10 years of writing a statewide column

This statewide column-writing idea started when Wyoming Tribune Eagle managing editor Reed Eckhardt asked me to write a weekly commentary about the 2002 statewide political races.

And here we are, some 520-plus columns later, and we’re still going strong.

There were two reasons why he asked me to do this job:

1) Wyoming Republicans had just overwhelmingly voted for Eli Bebout over some guys named Ray Hunkins, Bill Sniffin and Steve Watt in the August, 2002 governor election. My participation in the gubernatorial primary apparently made me a perfect political commentator.

2) The primary campaign had provided an in-depth education about everything to do with Wyoming, including the economy, the personalities of the people across the state and what made the state tick from one end to the other.

It sounded like fun and I said yes.

This request from the Cheyenne editor, though, was not my first rodeo when it came to column writing.

My opinion writing career in Wyoming started on a weekly basis in September of 1970 and has continued pretty much to this day, with a couple of short layoffs. I had probably published 1,500 columns and 2,500 editorials by the time Reed asked me to write a statewide version.

The great benefit of writing a Wyoming column is constant feedback from folks all over the state. No doubt I love this great place. And that love is reflected back from all corners.

Most of all, it has been (and continues to be) my distinct honor to be a weekly compiler of statewide interests of note. Looking back on a long and varied career, it is easy to consider writing this statewide column as my single most important journalistic achievement.

Wyomingites are passionate about this vast and unique place. It sure is fun to write about anything concerning the Cowboy State each week. Based on the feedback I receive, my readers like it, too.

There are other pioneer column writers who wrote for a long time, too, who deserve mention here.
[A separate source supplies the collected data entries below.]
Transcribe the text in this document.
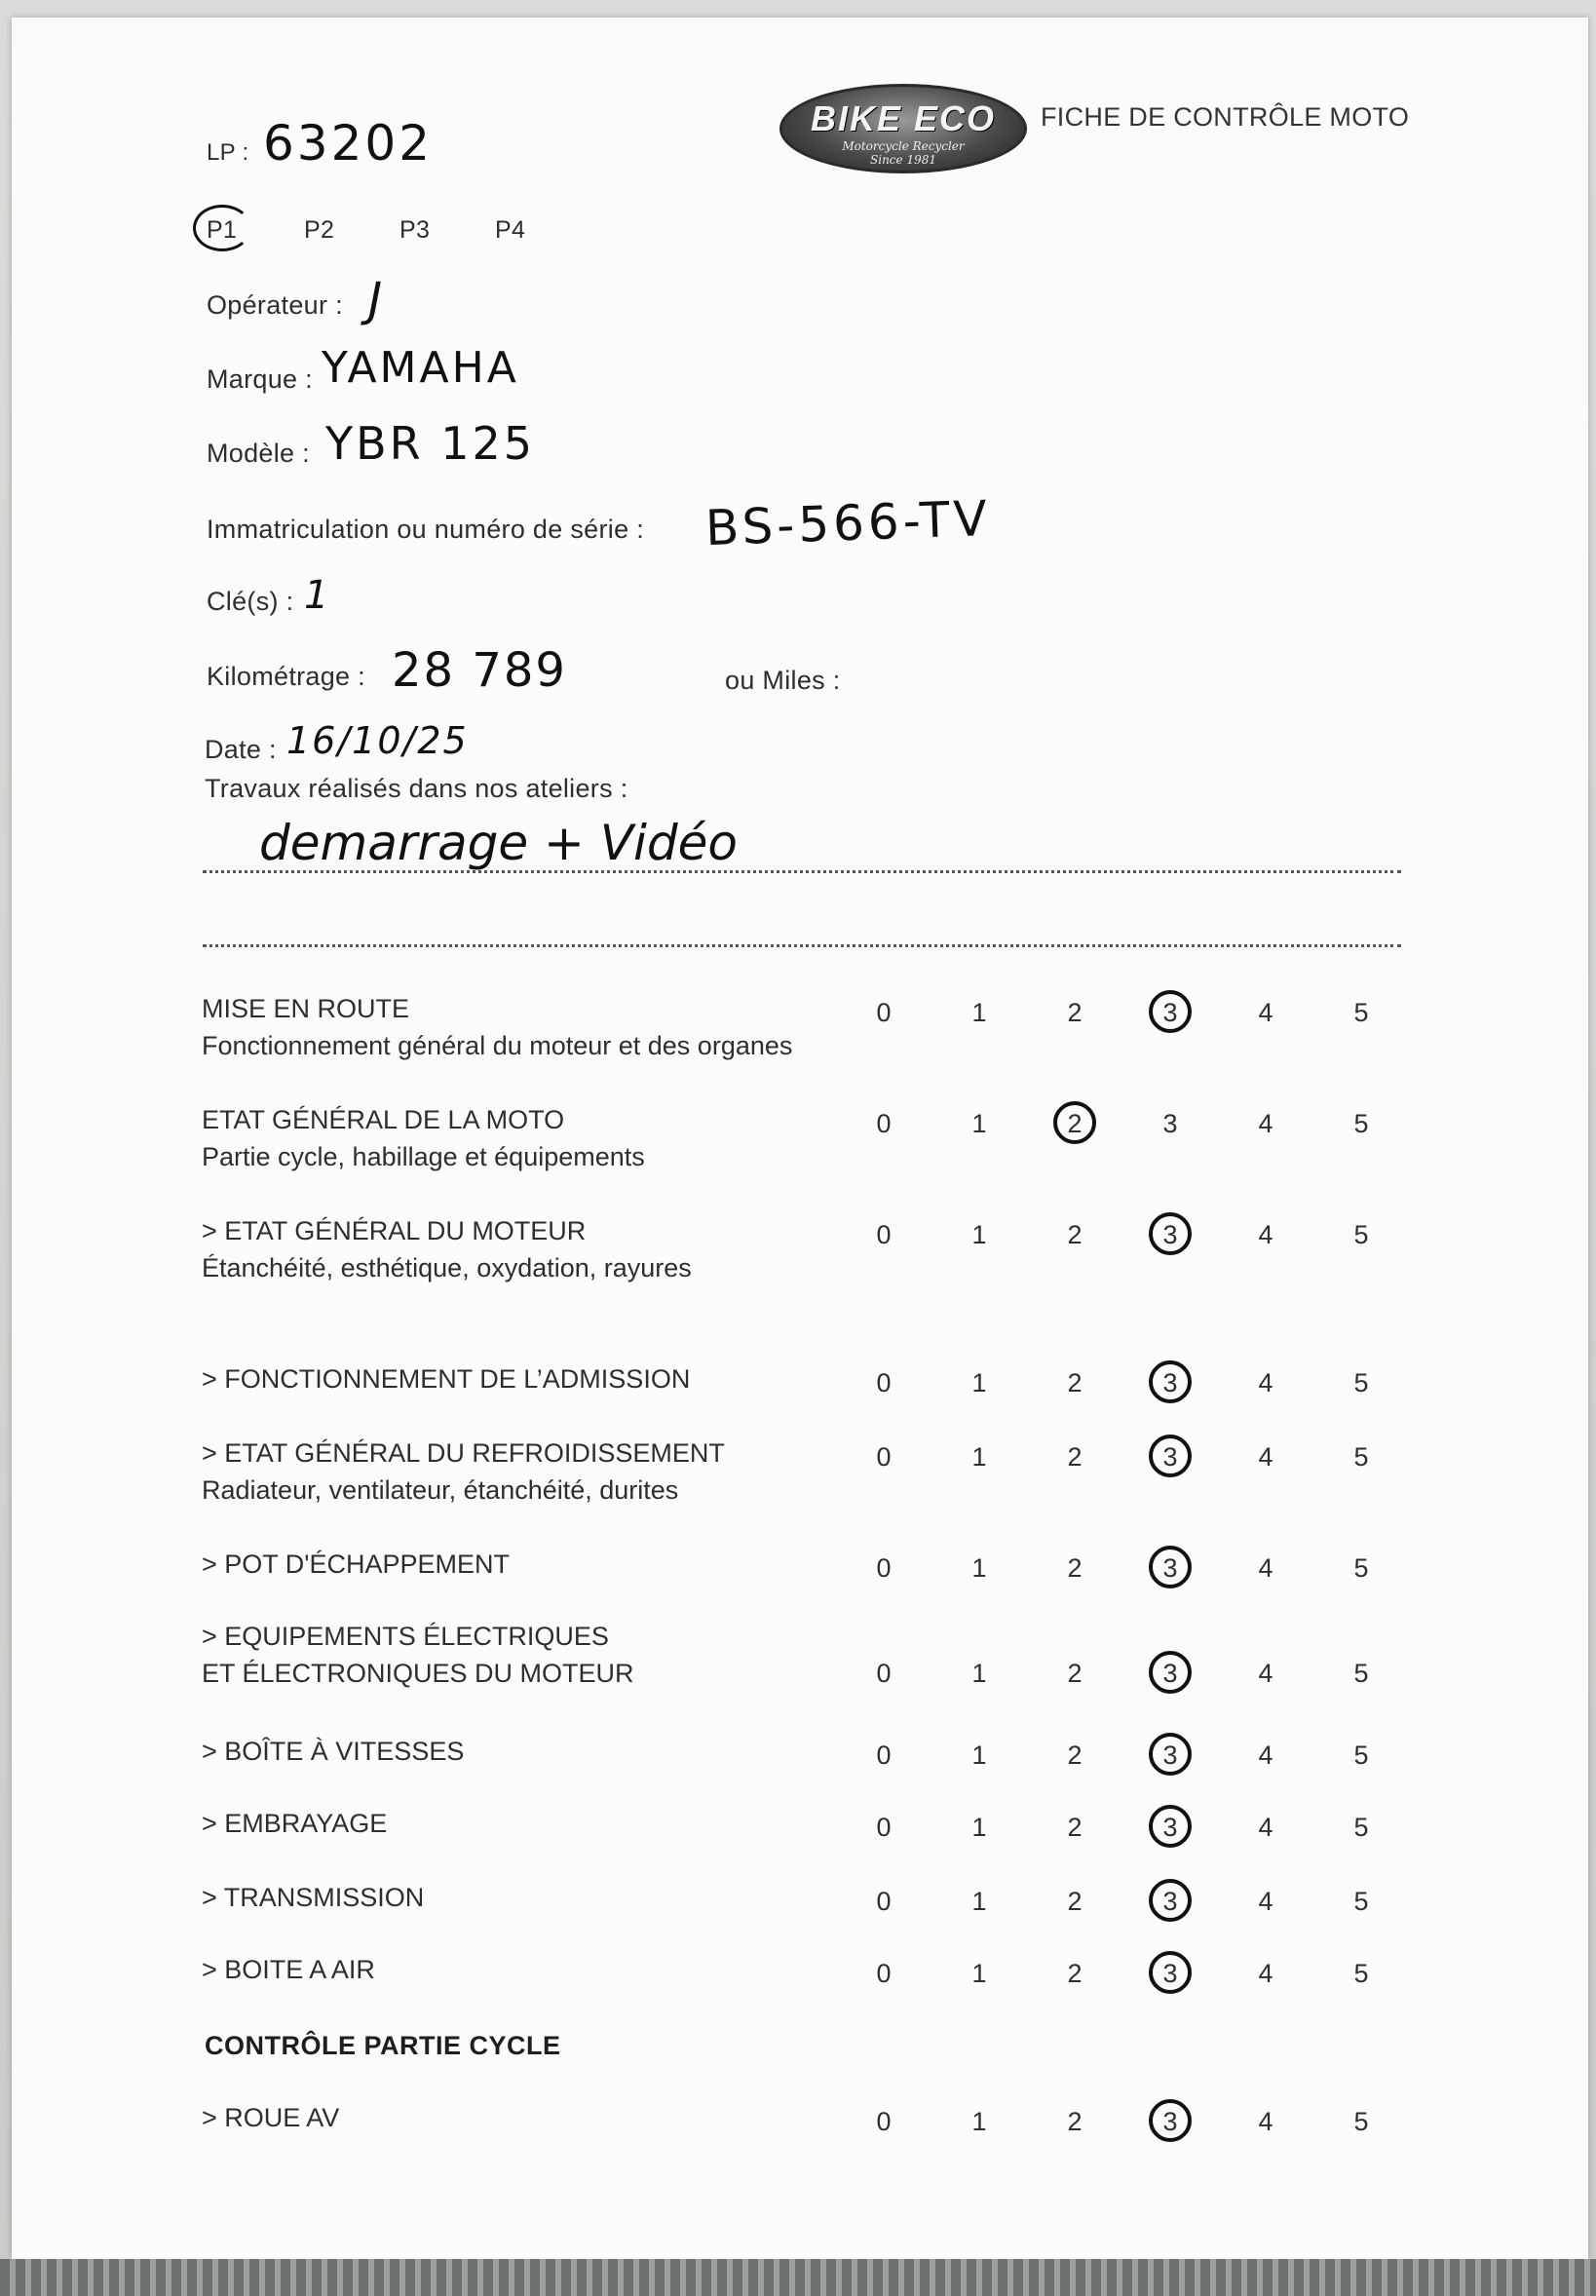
LP : 63202	BIKE ECO
Motorcycle Recycler
Since 1981
FICHE DE CONTRÔLE MOTO
P1	P2	P3	P4
Opérateur : J
Marque : YAMAHA
Modèle : YBR 125
Immatriculation ou numéro de série : BS-566-TV
Clé(s) : 1
Kilométrage : 28 789	ou Miles :
Date : 16/10/25
Travaux réalisés dans nos ateliers :
demarrage + Vidéo
MISE EN ROUTE
Fonctionnement général du moteur et des organes
0	1	2	3	4	5
ETAT GÉNÉRAL DE LA MOTO
Partie cycle, habillage et équipements
0	1	2	3	4	5
> ETAT GÉNÉRAL DU MOTEUR
Étanchéité, esthétique, oxydation, rayures
0	1	2	3	4	5
> FONCTIONNEMENT DE L’ADMISSION	0	1	2	3	4	5
> ETAT GÉNÉRAL DU REFROIDISSEMENT
Radiateur, ventilateur, étanchéité, durites
0	1	2	3	4	5
> POT D'ÉCHAPPEMENT	0	1	2	3	4	5
> EQUIPEMENTS ÉLECTRIQUES
ET ÉLECTRONIQUES DU MOTEUR	0	1	2	3	4	5
> BOÎTE À VITESSES	0	1	2	3	4	5
> EMBRAYAGE	0	1	2	3	4	5
> TRANSMISSION	0	1	2	3	4	5
> BOITE A AIR	0	1	2	3	4	5
CONTRÔLE PARTIE CYCLE
> ROUE AV	0	1	2	3	4	5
Not sure what the record is for continually writing a Wyoming column, but I may be closing in on the top five. The late Bruce Kennedy of Greybull penned a weekly column for a long time before his death in 1993. The late Margaret Peck of Riverton wrote a column over 50 years. Jim Hicks of Buffalo has been writing columns for over a half century, I think, which is amazing for a man who just turned 60. Or maybe who just acts 60.
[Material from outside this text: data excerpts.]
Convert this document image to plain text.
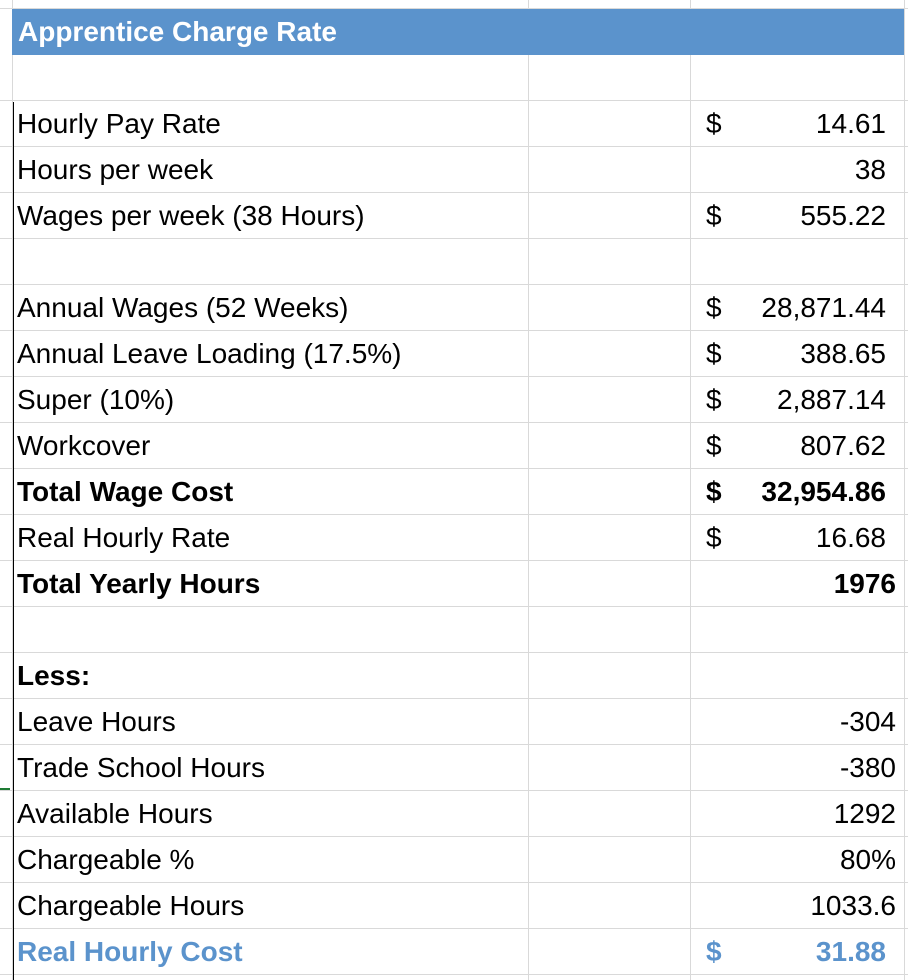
Apprentice Charge Rate
Hourly Pay Rate	$	14.61
Hours per week	38
Wages per week (38 Hours)	$	555.22
Annual Wages (52 Weeks)	$ 28,871.44
Annual Leave Loading (17.5%)	$	388.65
Super (10%)	$ 2,887.14
Workcover	$	807.62
Total Wage Cost	$ 32,954.86
Real Hourly Rate	$	16.68
Total Yearly Hours	1976
Less:
Leave Hours	-304
Trade School Hours	-380
Available Hours	1292
Chargeable %	80%
Chargeable Hours	1033.6
Real Hourly Cost	$	31.88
The state’s best-known historian Phil Roberts of Laramie says: “I think probably John Charles Thompson wrote more columns than anyone in the state’s history. He was editor of the Wyoming State Tribune for a half century. I know his work best from a column he titled ‘In Old Wyoming’ in which he reported on conversation s with old-timers. He told stories about long-ago days in Cheyenne and in Wyoming. He had the benefit of actually meeting those original pioneers. He got a lot of it from the horse’s mouth.

“Thompson might be remembered by many as the only reporter allowed to witness the execution of Tom Horn inside the Laramie County Jail on Nov. 20, 1903.”
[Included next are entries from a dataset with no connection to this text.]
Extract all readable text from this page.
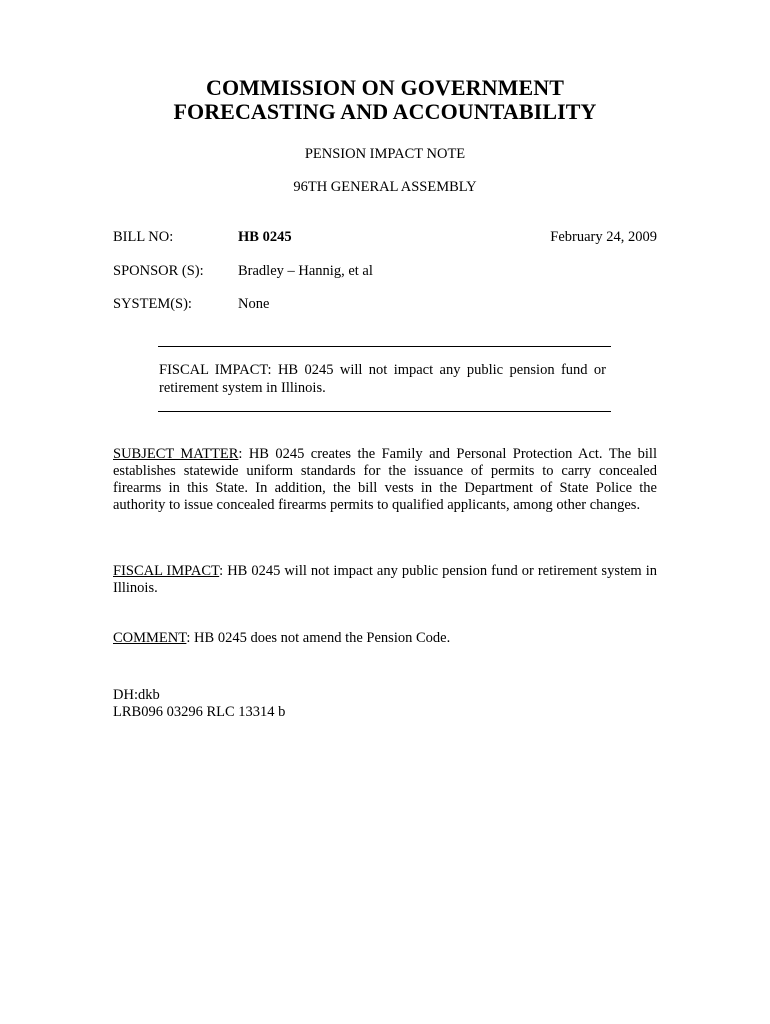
COMMISSION ON GOVERNMENT
FORECASTING AND ACCOUNTABILITY
PENSION IMPACT NOTE
96TH GENERAL ASSEMBLY
BILL NO:	HB 0245	February 24, 2009
SPONSOR (S): Bradley – Hannig, et al
SYSTEM(S):	None
FISCAL IMPACT: HB 0245 will not impact any public pension fund or retirement system in Illinois.

SUBJECT MATTER: HB 0245 creates the Family and Personal Protection Act. The bill establishes statewide uniform standards for the issuance of permits to carry concealed firearms in this State. In addition, the bill vests in the Department of State Police the authority to issue concealed firearms permits to qualified applicants, among other changes.

FISCAL IMPACT: HB 0245 will not impact any public pension fund or retirement system in Illinois.

COMMENT: HB 0245 does not amend the Pension Code.

DH:dkb
LRB096 03296 RLC 13314 b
Fifty years, huh? Just eight years to go until my column writing reaches the half-century mark. The goal of me getting the record sounds a little daunting, especially since Hicks is still writing.

Lately, my columns have become much less political than when Reed first asked me to start writing the statewide version. I don’t get to Cheyenne as much any more and my focus is more on statewide stories than statewide issues.

Maybe it is a sign of getting older. Someone recently referred to me as “a dean of Wyoming columnists,” which was a little startling, since once upon a time, I was known as one of the youngest editors and publishers in the country. But, alas, that was a long time ago.

Many of these thoughts bubbled up recently while attending my 43rd consecutive Wyoming Press Association convention. Some of the other young Turks who were my contemporaries were there, too. It was easy to notice how they are also pretty gray, pretty bald and pretty much slowing down like me.

It is easy to recall seeing a similar bunch of old guys hanging around the conventions back in the 1970s. Now I have become one of them.

Thanks, Reed, for getting me started on this statewide column and thanks to all of you for reading it.